Pinecone wrote:I think I'd trust a STC addition of a turbo as much as a factory install. They keys would be to understand the plumbing schematic well, have and understand an engine monitor, and understand the CHT/mixture relationship. All you're doing is fooling the engine into thinking it's operating in dense air while ensuring it doesn't get too hot in the thin air available for cooling. It doesn't matter if it's factory or a field install of an approved system, you have to operate within the limitations of the airframe (cooling). You usually need to adjust the angle of climb for cooling.
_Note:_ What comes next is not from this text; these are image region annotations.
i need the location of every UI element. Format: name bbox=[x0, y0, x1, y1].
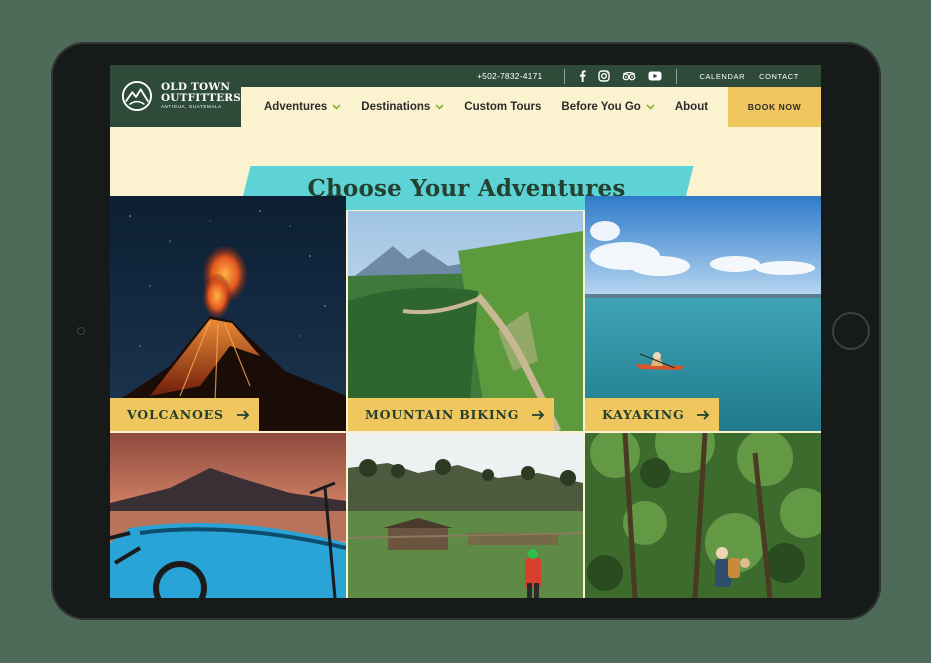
nav-label: Before You Go bbox=[561, 101, 641, 113]
utility-bar: +502-7832-4171 CALENDAR CONTACT bbox=[241, 65, 821, 87]
highland-hiker-photo bbox=[348, 433, 583, 598]
tile-label-volcanoes[interactable]: VOLCANOES bbox=[110, 398, 259, 431]
adventure-tile-kayaking[interactable]: KAYAKING bbox=[585, 196, 821, 431]
tile-label-text: KAYAKING bbox=[602, 407, 685, 422]
phone-link[interactable]: +502-7832-4171 bbox=[477, 71, 542, 81]
contact-link[interactable]: CONTACT bbox=[759, 72, 799, 81]
chevron-down-icon bbox=[435, 104, 444, 110]
boat-sunset-photo bbox=[110, 433, 346, 598]
home-button[interactable] bbox=[832, 312, 870, 350]
social-links bbox=[579, 70, 662, 82]
chevron-down-icon bbox=[332, 104, 341, 110]
divider bbox=[564, 68, 566, 84]
tripadvisor-icon[interactable] bbox=[622, 71, 636, 81]
arrow-right-icon bbox=[236, 409, 250, 420]
volcano-photo bbox=[110, 196, 346, 431]
nav-destinations[interactable]: Destinations bbox=[361, 101, 444, 113]
youtube-icon[interactable] bbox=[648, 71, 662, 81]
nav-custom-tours[interactable]: Custom Tours bbox=[464, 101, 541, 113]
adventure-tile-boat[interactable] bbox=[110, 433, 346, 598]
facebook-icon[interactable] bbox=[579, 70, 587, 82]
nav-adventures[interactable]: Adventures bbox=[264, 101, 341, 113]
logo[interactable]: OLD TOWN OUTFITTERS ANTIGUA, GUATEMALA bbox=[110, 65, 241, 127]
calendar-link[interactable]: CALENDAR bbox=[699, 72, 745, 81]
instagram-icon[interactable] bbox=[598, 70, 611, 82]
adventure-tile-jungle[interactable] bbox=[585, 433, 821, 598]
tile-label-mountain-biking[interactable]: MOUNTAIN BIKING bbox=[348, 398, 555, 431]
adventure-tile-volcanoes[interactable]: VOLCANOES bbox=[110, 196, 346, 431]
book-now-button[interactable]: BOOK NOW bbox=[728, 87, 821, 127]
logo-text: OLD TOWN OUTFITTERS ANTIGUA, GUATEMALA bbox=[161, 82, 241, 110]
nav-label: Destinations bbox=[361, 101, 431, 113]
camera-dot bbox=[77, 327, 85, 335]
arrow-right-icon bbox=[697, 409, 710, 420]
jungle-trail-photo bbox=[585, 433, 821, 598]
tile-label-text: VOLCANOES bbox=[127, 407, 224, 422]
tile-label-kayaking[interactable]: KAYAKING bbox=[585, 398, 720, 431]
chevron-down-icon bbox=[646, 104, 655, 110]
brand-name-line2: OUTFITTERS bbox=[160, 91, 241, 104]
lake-kayak-photo bbox=[585, 196, 821, 431]
brand-tagline: ANTIGUA, GUATEMALA bbox=[160, 104, 222, 110]
nav-before-you-go[interactable]: Before You Go bbox=[561, 101, 655, 113]
arrow-right-icon bbox=[532, 409, 545, 420]
website-screen: OLD TOWN OUTFITTERS ANTIGUA, GUATEMALA +… bbox=[110, 65, 821, 598]
mountain-emblem-icon bbox=[121, 80, 152, 112]
main-nav: Adventures Destinations Custom Tours Bef… bbox=[241, 87, 821, 127]
adventure-tile-hiking[interactable] bbox=[348, 433, 583, 598]
nav-label: Custom Tours bbox=[464, 101, 542, 113]
adventure-tile-mountain-biking[interactable]: MOUNTAIN BIKING bbox=[348, 211, 583, 431]
nav-label: Adventures bbox=[264, 101, 328, 113]
nav-about[interactable]: About bbox=[675, 101, 708, 113]
nav-label: About bbox=[674, 101, 709, 113]
tile-label-text: MOUNTAIN BIKING bbox=[365, 407, 520, 422]
divider bbox=[676, 68, 678, 84]
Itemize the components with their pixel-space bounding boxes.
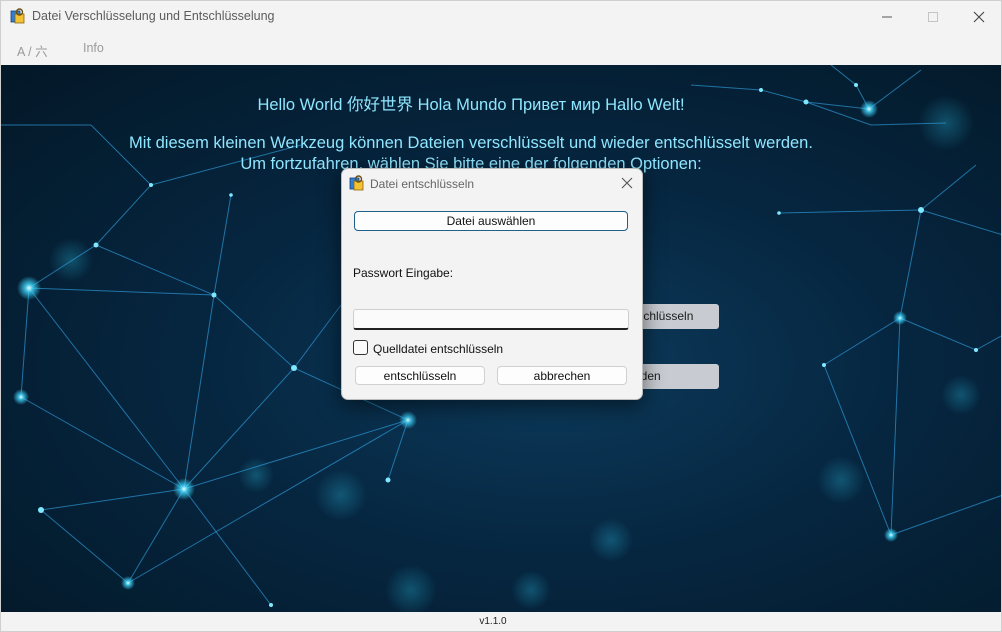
title-bar: Datei Verschlüsselung und Entschlüsselun… [1,1,1001,32]
maximize-icon [928,11,938,22]
app-icon [10,8,25,24]
decrypt-source-checkbox[interactable] [353,340,368,355]
close-icon [973,11,985,22]
maximize-button[interactable] [910,1,956,32]
menu-language[interactable]: A / 六 [17,41,48,60]
checkbox-label[interactable]: Quelldatei entschlüsseln [373,342,503,356]
version-label: v1.1.0 [479,616,507,627]
dialog-app-icon [349,175,364,191]
select-file-button[interactable]: Datei auswählen [354,211,628,231]
menu-bar: A / 六 Info [1,32,1001,65]
decrypt-button[interactable]: entschlüsseln [355,366,485,385]
decrypt-dialog: Datei entschlüsseln Datei auswählen Pass… [341,168,643,400]
menu-info[interactable]: Info [83,41,104,55]
minimize-button[interactable] [864,1,910,32]
minimize-icon [882,16,892,17]
window-title: Datei Verschlüsselung und Entschlüsselun… [32,9,275,23]
password-input[interactable] [353,309,629,330]
close-button[interactable] [956,1,1001,32]
cancel-button[interactable]: abbrechen [497,366,627,385]
intro-text-line-1: Mit diesem kleinen Werkzeug können Datei… [129,134,813,152]
status-bar: v1.1.0 [1,612,1001,631]
dialog-close-icon[interactable] [618,174,636,192]
hello-world-text: Hello World 你好世界 Hola Mundo Привет мир H… [257,96,685,114]
password-label: Passwort Eingabe: [353,266,454,280]
dialog-title: Datei entschlüsseln [370,177,475,191]
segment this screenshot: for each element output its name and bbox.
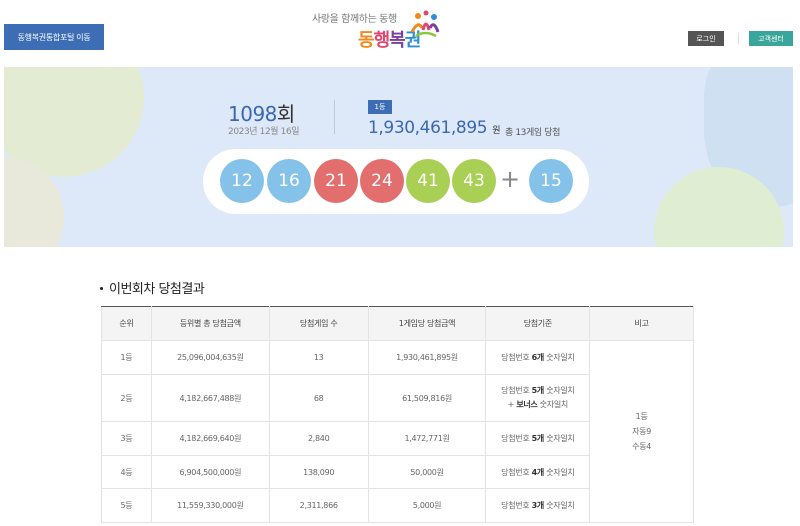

I don't know any that can sustain Vx, or even Vy.
I can't afford the TAT offering for my 185 right now, but if I miss it badly enough, and my fortunes improve, I'd trust them.
You bring up a serious issue, the tendency of turbo'd engines to run pretty hot. Every one that I've flown had to be carefully flown, and in olden times, that wasn't as easy as today, because we didn't have the sophisticated engine monitors that are available today. Both CHT and TIT (turbine inlet temperature) had to be watched carefully, and that often meant running at climb speeds well above Vy, and cruising at altitude with the cowl flaps partially open (or as Mooney liked to put it, "in trail") because of insufficient cooling air at the lower air density of high altitudes.
One year I rented a Turbo Arrow and flew it for about 28 hours on a "tour the Midwest" excursion. That was probably the worst one I have flown, for running too hot, with the Mooney 231 a close second. The only way to keep the Arrow reasonably cool was to throttle back to a pretty low power setting. Our TR182 actually ran pretty "normal", and Vy was possible most of the time except on pretty warm days--as long as we kept the mixture pretty rich. The T210 was OK at flight level altitudes, but getting there had to be done in a pretty shallow climb.
There are certainly places where a turbo is a pretty nice thing to have, but for many folks, it's an unnecessary luxury for the kind of flying that they do.